I worked with special education teachers. I also worked with paraeducators. I didn’t always know how to best utilize them, but I tried to include them the best I could in my classroom and make it fun for them too. They all seemed happy to be in my room over those years. I also remember going to lots of planning and placement team (PPT) meetings for the special education students in my classroom. I always sat at the table as the regular education (Reg Ed) representative. It felt kind of cool to speak about my academic discipline. And understand the special education dynamics that were going on during those PPT meetings as we poured over the student’s individual educational plan (IEP).

Around this time, my wife and I were visiting her mom in Willimantic and we stopped at the carnival that was in town for the weekend.

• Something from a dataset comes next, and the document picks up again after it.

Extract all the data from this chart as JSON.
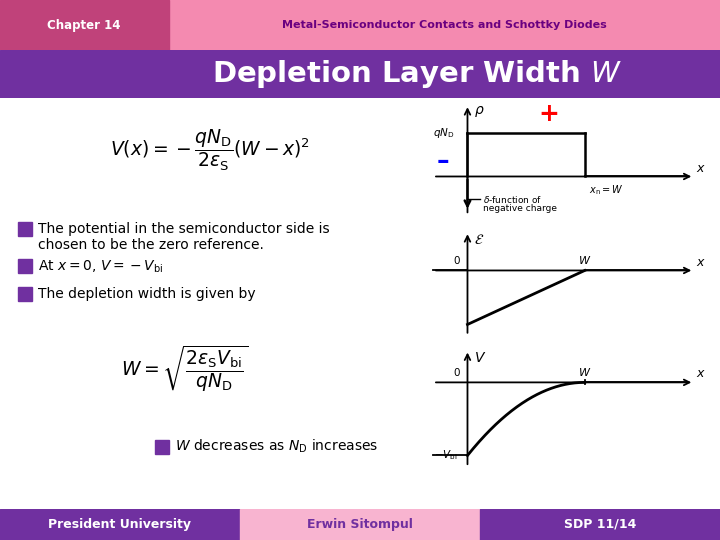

While we were walking from booth to booth, someone from across the grounds was yelling, “Dan! Dan! Dan” I figured it couldn’t be me. No one there would know who I was. My wife looked too, and she immediately spotted where the yelling was coming from. It was coming from a booth worker who looked like Charles Manson. As we were walking in that direction, in her head, my wife was saying, “Please don’t let my husband know this guy. Please don’t let my husband know this guy.”

When I finally figured out who it was, my face lit up. I embraced Tim and asked him how he was doing. We had a great conversation about his travels all over the country with the carnival. It was so cool seeing one of my old students out there in the world doing okay for himself. However, my wife was still a little spooked by his Charles Manson looks. And she wanted to get the heck out of there.

It took a lot of years of teaching, but my life as a teacher in the special education world of New Britain did get better. I thought I was becoming a pretty good teacher, the students were a lot of fun, and I too was finally having some fun. And then my world changed. I got an outside offer that sounded too good to pass up. I packed up my family. And I left public education and the state of Connecticut to start a new life down south in the business world. My new position was going to make me rich and give me and my family a much easier life.